Aufregender denn je: Cassandra Wilsons Stimme und Arrangements. Foto: Pakzad

Nun, der Weg dorthin war durchaus eine Konsequenz ihrer bisherigen Arbeit. Denn Blues gehörte mit Beginn ihrer Karriere als Jazzsängerin in den 1980ern zum Stammrepertoire. Cassandra Wilson ist keine Revolutionärin, ihre Kunst entwickelt sich auf schwarzer Erde. Zunächst interpretierte sie mit ihrem samtenen Ton Standards von Rogers/Hammerstein oder Aretha Franklin. Zwei Albumtitel, „Blue Light Til Dawn“ und „Blue Skies“, weisen auf eine Konstante ihrer Interessen dieser Zeit. Die Dämmerung, wenn das Licht noch nur Schemen erkennen lässt und vielleicht ein Kater den Kopf quält, ist eine ihrer bevorzugten Stimmung in den meisten Songs. Eigenwilliger ist das Design der Stücke, die sie mit Musikern der New Yorker Szene, dem Pianisten Mulgrew Miller und vor allem Steve Coleman, aufnahm: Modern Jazz, modale Stücke, mit viel Raum für Improvisation. Selbst komponierte Cassandra Wilson auch in diesem Stil. Ihre Stimme war dann heller und beweglicher in den Registern. Insgesamt erschienen zehn Alben bei JMT, die jetzt wieder als Reissues zu haben sind.

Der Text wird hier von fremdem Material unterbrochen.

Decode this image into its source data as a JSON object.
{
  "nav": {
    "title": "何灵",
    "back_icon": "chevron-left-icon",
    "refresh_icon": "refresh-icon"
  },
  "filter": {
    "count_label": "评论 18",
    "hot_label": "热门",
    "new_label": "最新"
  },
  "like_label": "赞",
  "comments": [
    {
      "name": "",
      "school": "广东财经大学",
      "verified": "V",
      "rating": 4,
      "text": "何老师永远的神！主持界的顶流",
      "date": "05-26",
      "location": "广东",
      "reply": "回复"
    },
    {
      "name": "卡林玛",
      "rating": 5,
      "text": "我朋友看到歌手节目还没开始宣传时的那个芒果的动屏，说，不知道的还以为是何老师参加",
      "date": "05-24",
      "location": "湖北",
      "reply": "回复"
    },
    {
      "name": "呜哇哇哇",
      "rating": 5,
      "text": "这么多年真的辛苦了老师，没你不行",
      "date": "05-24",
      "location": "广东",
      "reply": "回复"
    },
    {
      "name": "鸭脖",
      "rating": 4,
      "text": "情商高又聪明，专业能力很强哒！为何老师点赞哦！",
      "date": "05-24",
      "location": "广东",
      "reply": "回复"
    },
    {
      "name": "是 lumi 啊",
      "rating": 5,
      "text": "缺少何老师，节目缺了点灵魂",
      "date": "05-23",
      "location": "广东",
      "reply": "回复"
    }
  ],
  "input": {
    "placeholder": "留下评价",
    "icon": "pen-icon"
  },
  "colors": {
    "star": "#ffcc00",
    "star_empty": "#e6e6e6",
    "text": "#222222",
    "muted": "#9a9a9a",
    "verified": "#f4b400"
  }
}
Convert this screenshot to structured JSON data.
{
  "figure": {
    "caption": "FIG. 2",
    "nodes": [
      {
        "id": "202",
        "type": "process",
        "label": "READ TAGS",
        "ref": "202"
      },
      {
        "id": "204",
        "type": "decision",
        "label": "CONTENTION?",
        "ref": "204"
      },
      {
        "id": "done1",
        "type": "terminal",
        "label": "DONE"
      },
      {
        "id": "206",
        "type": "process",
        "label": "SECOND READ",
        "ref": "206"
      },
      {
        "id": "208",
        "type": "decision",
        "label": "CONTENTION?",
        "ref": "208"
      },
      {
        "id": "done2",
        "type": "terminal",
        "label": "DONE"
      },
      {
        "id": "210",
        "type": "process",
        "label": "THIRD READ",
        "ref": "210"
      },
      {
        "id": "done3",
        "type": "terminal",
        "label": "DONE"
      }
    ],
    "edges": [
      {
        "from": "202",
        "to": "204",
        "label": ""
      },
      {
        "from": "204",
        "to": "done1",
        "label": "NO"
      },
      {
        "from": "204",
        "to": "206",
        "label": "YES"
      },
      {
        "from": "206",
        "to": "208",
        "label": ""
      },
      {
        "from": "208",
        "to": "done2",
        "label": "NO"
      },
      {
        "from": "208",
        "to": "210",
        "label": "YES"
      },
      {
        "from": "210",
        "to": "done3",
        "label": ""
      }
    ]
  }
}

Im Jahr 1993 wechselte Cassandra Wilson zu Blue Note. Ihr Stil, besser: die Arrangements der Musik veränderten sich. Wenige ausgewählte Instrumente schufen eine passende Kulisse, in der sich ihre Stimme optimal entfalten konnte. Funky Rhythmen und fließende Improvisationen, die sich wieder in den Themen bündeln, erinnern an die Musik von Miles Davis. Ihre Hommage „Travelling Miles“ fand anerkennende Zustimmung beim Publikum. Einen Grammy als „Beste Jazzsängerin“ erhielt sie 1996.

Also der Blues, eine wohl nie versiegende Quelle schwarzer Identität und Inspiration. Und Cassandra Wilson hatte sich entschieden, direkt aus dieser Quelle zu trinken. Ihre Band hat eine entsprechend elementare Besetzung: Zwei Gitarristen, zwei Percussionisten und einen Bassisten. Als Gast spielt der über 80-jährige Boogaloo Ames auf „Darkness On The Delta“ Klavier, einfach, aber vollgesogen mit Erfahrung, jeder Ton am richtigen Platz. Ein karger Blues, wie ein Schnappschuss vom Delta, den Cassandra Wilson in schwer atmender Phrasierung illustriert. Ihr dunkles Timbre „malt“ sozusagen die brütende Hitze an der Flussmündung. Die Vorväter und -mütter melden sich in „You Gotta Move“, sie treiben die Musik Hände-klatschend an, und der Blues bildet sich im Gesang. Auch im trockenen, ja meckernden Gitarrenstil bei „Justice“ raunt eine vergangene Zeit durch Cassandra Wilsons tiefe Stimmlage, die von feiner Percussion umrahmt wird.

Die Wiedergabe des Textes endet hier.